Closing Time: Mookie Betts continues to separate himself from pack, leads Red Sox to rout of Rays
|08.29.14 at 10:45 pm ET|
ST. PETERSBURG, Fla. — Mookie Betts is the one guy who is remaining true to the script.
With the player many perceive as the starting center fielder for the 2015 Red Sox — Rusney Castillo — ready to make his professional debut a couple of hours away in Fort Myers, Sunday, the guy who is making a pretty powerful impression at the position continued pushing his stock upward Friday night.
Betts is one of the few highly touted Sox youngsters to actually offer the kind of standout performances once expected of Xander Bogaerts, Jackie Bradley, Will Middlebrooks and a cavalcade of young pitchers. The 21-year-old’s latest separator? A second-inning grand slam, making the outfielder the youngest Red Sox player to go deep with the bases loaded since a 20-year-old Tony Congliaro on Aug. 24, 1965.
(It was Betts’ first grand slam as a professional. “I can’t tell you the last time I hit a grand slam, going back to high school,” he said. “I honestly don’t remember hitting one in high school, either. Just to hit one is pretty enjoyable.”)
Just for good measure, Betts continued his ascension as a legitimate big league outfield by robbing Kevin Kiermaier of extra bases in the fifth inning with a leaping catch just before the center field wall.
The grand slam was the signature blow for the Red Sox in their 8-4 win over the Rays. It also played a key role in a pair of innings in which the visitors batted around the order in the first two frames of a game for the first time since Aug. 14, 1962.
Coming into the series opener, Betts’ numbers since his most recent call-up weren’t electric, totaling a .242 batting average, .390 on-base percentage and .784 OPS. But what offered encouragement even before the grand slam was how his approach had remained consistent from when he tore through the minors.
Betts has been successful in all three of his stolen base attempts, while drawing two more walks than strikeouts (8-6). He has also shown an ability to make adjustments, going 4-for-10 with a walk when facing a pitcher for a third time in any one game.
“You know he generates quite a bit of bat speed so it’s not so much the size that’s the predictor of power but in a short period of time in his pro career he’s … I think the last two years, he’s led the organization in extra base hits or slugging percentage,” said Red Sox manager John Farrell. “It is a little surprising when you see the stature of him. When you boil it down to the bat speed, it’s very good.”
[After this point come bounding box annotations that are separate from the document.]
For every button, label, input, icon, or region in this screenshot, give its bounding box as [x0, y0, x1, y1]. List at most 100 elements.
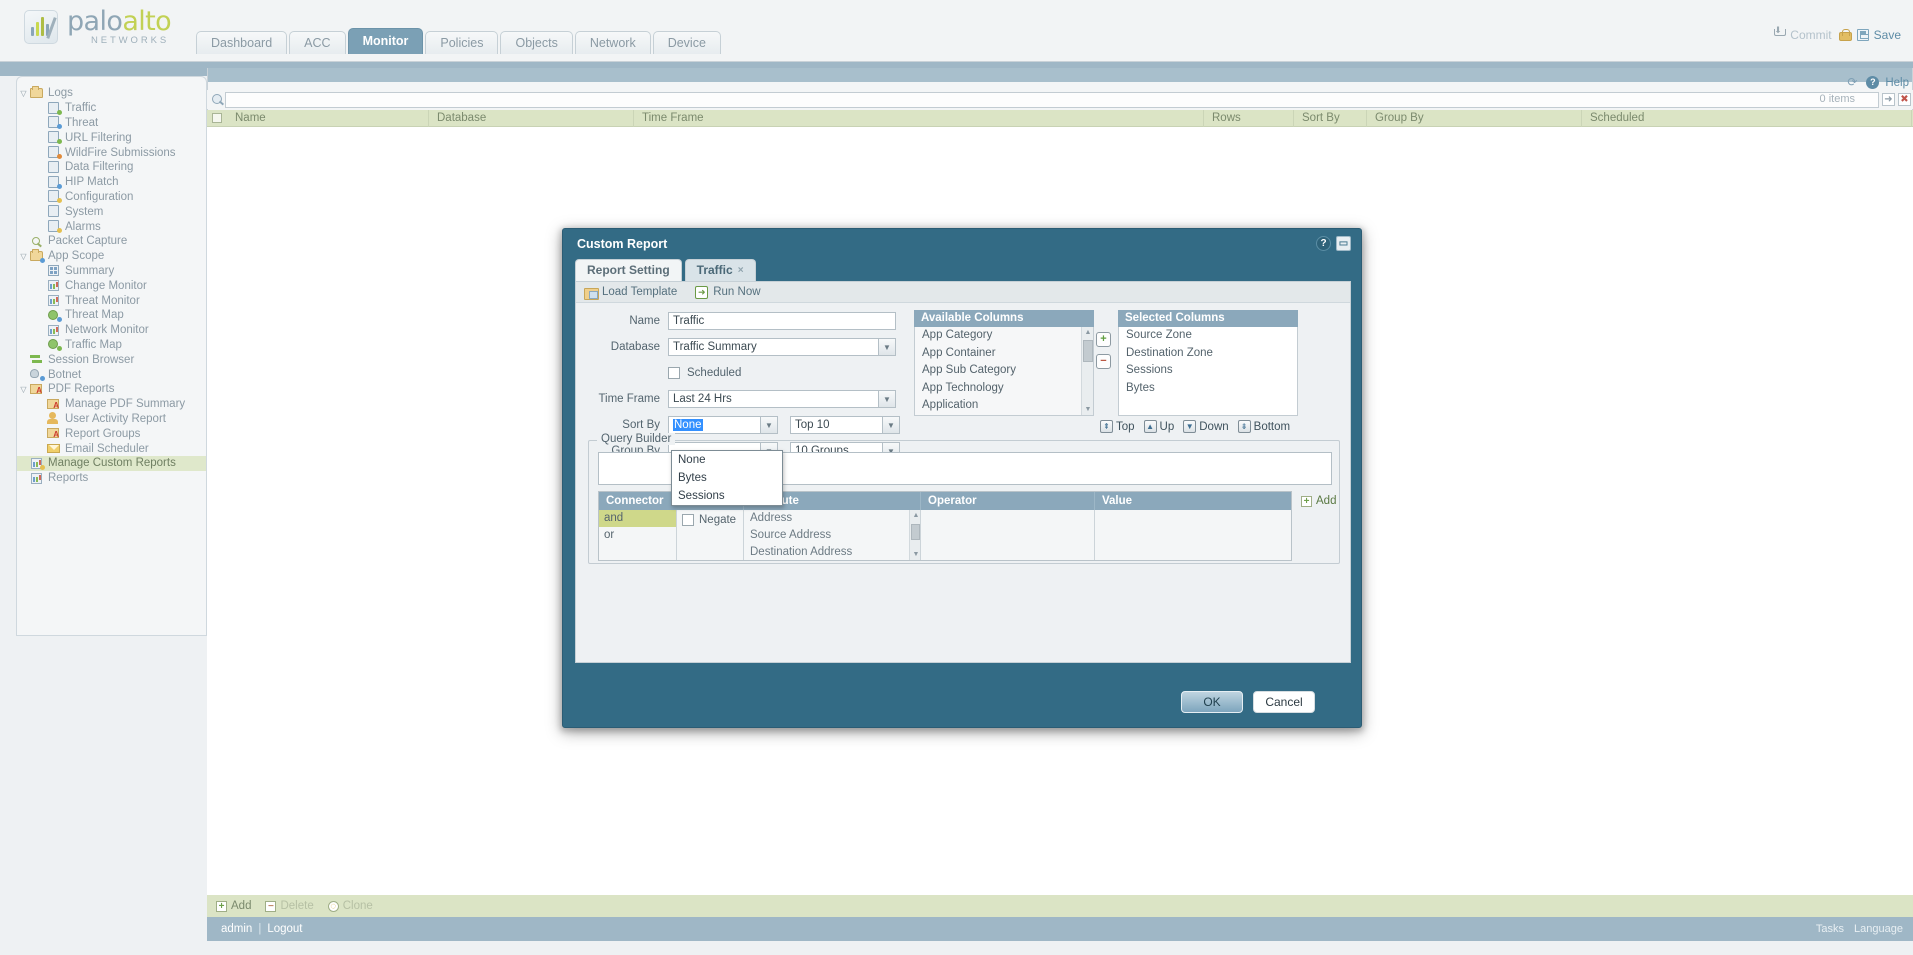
sidebar-item-pdf-reports[interactable]: ▽ PDF Reports [17, 382, 206, 397]
tasks-label[interactable]: Tasks [1816, 923, 1844, 935]
chevron-down-icon[interactable]: ▼ [878, 390, 896, 408]
lock-icon[interactable] [1838, 29, 1852, 41]
help-label[interactable]: Help [1885, 77, 1909, 89]
language-label[interactable]: Language [1854, 923, 1903, 935]
nav-tab-dashboard[interactable]: Dashboard [196, 31, 288, 54]
chevron-down-icon[interactable]: ▼ [878, 338, 896, 356]
available-column-item[interactable]: App Category [915, 327, 1093, 345]
sidebar-item-system[interactable]: ▽ System [17, 204, 206, 219]
available-columns-scrollbar[interactable]: ▲ ▼ [1081, 327, 1093, 415]
qb-value-cell[interactable] [1095, 510, 1291, 560]
qb-attribute-item[interactable]: Source Address [744, 527, 920, 544]
add-column-button[interactable]: + [1096, 332, 1111, 347]
available-column-item[interactable]: App Sub Category [915, 362, 1093, 380]
cancel-button[interactable]: Cancel [1253, 691, 1315, 713]
move-bottom-button[interactable]: ⇟ Bottom [1237, 420, 1290, 433]
sortby-dropdown-list[interactable]: None Bytes Sessions [671, 450, 783, 506]
grid-column-time-frame[interactable]: Time Frame [634, 109, 1204, 127]
dialog-help-icon[interactable]: ? [1316, 236, 1331, 251]
sortby-select[interactable]: None ▼ [668, 416, 778, 434]
nav-tab-network[interactable]: Network [574, 31, 651, 54]
sortby-option-bytes[interactable]: Bytes [672, 469, 782, 487]
grid-column-group-by[interactable]: Group By [1367, 109, 1582, 127]
move-up-button[interactable]: ▲ Up [1143, 420, 1174, 433]
negate-checkbox[interactable] [682, 514, 694, 526]
selected-column-item[interactable]: Source Zone [1119, 327, 1297, 345]
selected-column-item[interactable]: Sessions [1119, 362, 1297, 380]
selected-column-item[interactable]: Destination Zone [1119, 345, 1297, 363]
sortby-option-sessions[interactable]: Sessions [672, 487, 782, 505]
delete-button[interactable]: − Delete [265, 900, 314, 912]
selected-columns-list[interactable]: Source Zone Destination Zone Sessions By… [1118, 327, 1298, 416]
scroll-thumb[interactable] [1083, 340, 1093, 362]
dialog-tab-traffic[interactable]: Traffic × [684, 259, 756, 281]
save-button[interactable]: Save [1856, 28, 1901, 42]
grid-column-name[interactable]: Name [227, 109, 429, 127]
sidebar-item-botnet[interactable]: ▽ Botnet [17, 367, 206, 382]
sidebar-item-hip-match[interactable]: ▽ HIP Match [17, 175, 206, 190]
scroll-up-icon[interactable]: ▲ [1082, 327, 1093, 338]
grid-column-scheduled[interactable]: Scheduled [1582, 109, 1912, 127]
qb-attribute-cell[interactable]: Address Source Address Destination Addre… [744, 510, 921, 560]
available-columns-list[interactable]: App Category App Container App Sub Categ… [914, 327, 1094, 416]
dialog-tab-report-setting[interactable]: Report Setting [575, 259, 682, 281]
clear-filter-button[interactable]: ✖ [1898, 93, 1911, 106]
nav-tab-acc[interactable]: ACC [289, 31, 346, 54]
scheduled-checkbox[interactable] [668, 367, 680, 379]
load-template-button[interactable]: Load Template [584, 286, 677, 300]
scroll-down-icon[interactable]: ▼ [1082, 404, 1093, 415]
expand-collapse-icon[interactable]: ▽ [17, 89, 30, 98]
qb-attribute-item[interactable]: Address [744, 510, 920, 527]
sidebar-item-email-scheduler[interactable]: ▽ Email Scheduler [17, 441, 206, 456]
dialog-minimize-icon[interactable]: ▭ [1336, 236, 1351, 251]
sidebar-item-alarms[interactable]: ▽ Alarms [17, 219, 206, 234]
available-column-item[interactable]: App Technology [915, 380, 1093, 398]
sidebar-item-user-activity-report[interactable]: ▽ User Activity Report [17, 412, 206, 427]
chevron-down-icon[interactable]: ▼ [760, 416, 778, 434]
nav-tab-policies[interactable]: Policies [425, 31, 499, 54]
apply-filter-button[interactable]: ➜ [1882, 93, 1895, 106]
expand-collapse-icon[interactable]: ▽ [17, 385, 30, 394]
close-icon[interactable]: × [738, 265, 744, 276]
qb-connector-cell[interactable]: and or [599, 510, 677, 560]
nav-tab-device[interactable]: Device [652, 31, 721, 54]
sidebar-item-change-monitor[interactable]: ▽ Change Monitor [17, 278, 206, 293]
sidebar-item-threat-monitor[interactable]: ▽ Threat Monitor [17, 293, 206, 308]
database-select[interactable]: Traffic Summary ▼ [668, 338, 896, 356]
sidebar-item-logs[interactable]: ▽ Logs [17, 85, 206, 101]
sortby-top-select[interactable]: Top 10 ▼ [790, 416, 900, 434]
sidebar-item-reports[interactable]: ▽ Reports [17, 471, 206, 486]
sidebar-item-report-groups[interactable]: ▽ Report Groups [17, 426, 206, 441]
nav-tab-objects[interactable]: Objects [500, 31, 573, 54]
scroll-thumb[interactable] [911, 524, 920, 540]
qb-attribute-scrollbar[interactable]: ▲ ▼ [909, 510, 920, 560]
select-all-checkbox[interactable] [212, 113, 222, 123]
add-button[interactable]: + Add [216, 900, 251, 912]
sidebar-item-data-filtering[interactable]: ▽ Data Filtering [17, 160, 206, 175]
sidebar-item-wildfire-submissions[interactable]: ▽ WildFire Submissions [17, 145, 206, 160]
grid-column-sort-by[interactable]: Sort By [1294, 109, 1367, 127]
run-now-button[interactable]: ➜ Run Now [695, 285, 761, 299]
sidebar-item-network-monitor[interactable]: ▽ Network Monitor [17, 323, 206, 338]
sidebar-item-traffic-map[interactable]: ▽ Traffic Map [17, 338, 206, 353]
qb-add-button[interactable]: + Add [1301, 495, 1336, 507]
sidebar-item-manage-custom-reports[interactable]: ▽ Manage Custom Reports [17, 455, 206, 471]
help-icon[interactable]: ? [1866, 76, 1880, 89]
report-name-input[interactable] [668, 312, 896, 330]
refresh-icon[interactable]: ⟳ [1847, 76, 1860, 89]
grid-column-database[interactable]: Database [429, 109, 634, 127]
qb-connector-or[interactable]: or [599, 527, 676, 544]
move-top-button[interactable]: ⇞ Top [1100, 420, 1135, 433]
sidebar-item-url-filtering[interactable]: ▽ URL Filtering [17, 130, 206, 145]
expand-collapse-icon[interactable]: ▽ [17, 252, 30, 261]
sidebar-item-packet-capture[interactable]: ▽ Packet Capture [17, 234, 206, 249]
sidebar-item-summary[interactable]: ▽ Summary [17, 264, 206, 279]
nav-tab-monitor[interactable]: Monitor [347, 28, 424, 54]
available-column-item[interactable]: Application [915, 397, 1093, 415]
sidebar-item-threat-map[interactable]: ▽ Threat Map [17, 308, 206, 323]
qb-connector-and[interactable]: and [599, 510, 676, 527]
timeframe-select[interactable]: Last 24 Hrs ▼ [668, 390, 896, 408]
sidebar-item-traffic[interactable]: ▽ Traffic [17, 101, 206, 116]
sidebar-item-app-scope[interactable]: ▽ App Scope [17, 248, 206, 264]
ok-button[interactable]: OK [1181, 691, 1243, 713]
“I kind of knew I had the ability to do it,” said Betts in regards to his extra-base power. “I don’t think anybody else believed in me, but I believed in myself to do it. It was just a matter of learning the pitches to swing at and grooving my swing to where when I get those pitches, I’m able to do something with it.”
If one Red Sox youngster was to be identified as giving off the impression of a viable major leaguer for ’15, it’s Betts.
Also of note …
— Daniel Nava stole third with the Red Sox carrying an 8-3 lead in the seventh inning. It was the same exact score (with the Rays winning) and inning Yunel Escobar executed such a steal on May 25, leading to a bench-clearing fracas between the teams.
— Starter Anthony Ranaudo was solid in his third major league start, allowing three runs on five hits, striking out four and walking three in six innings. He finished throwing 99 pitches. In 18 big league innings, the righty has given up nine runs, improving to 3-0.
“He’s done a very good job of balancing the temporary status of things and we’re hopeful and likely remains with us as we go forward,” Farrell said. “His mound presence and his poise is one thing that continues to shine through in the three outings he’s made for us.”
— Yoenis Cespedes had two more RBIs (along with a pair of hits) to give him 22 in 25 games with the Red Sox. Cespedes also made another underhand throw from the warning track, launching it all the way to second base after catching an Evan Longoria line-out in the sixth inning.
“I’ve been doing that for years,” he said of the unique throw. “I did at times last year, but really started messing around with it more this year. It’s just something fun to do. It’s a way to have fun out there.
“I just do it when it comes to me. I don’t plan it. When I was back in Oakland there would be times I would do it seven or eight times a game.”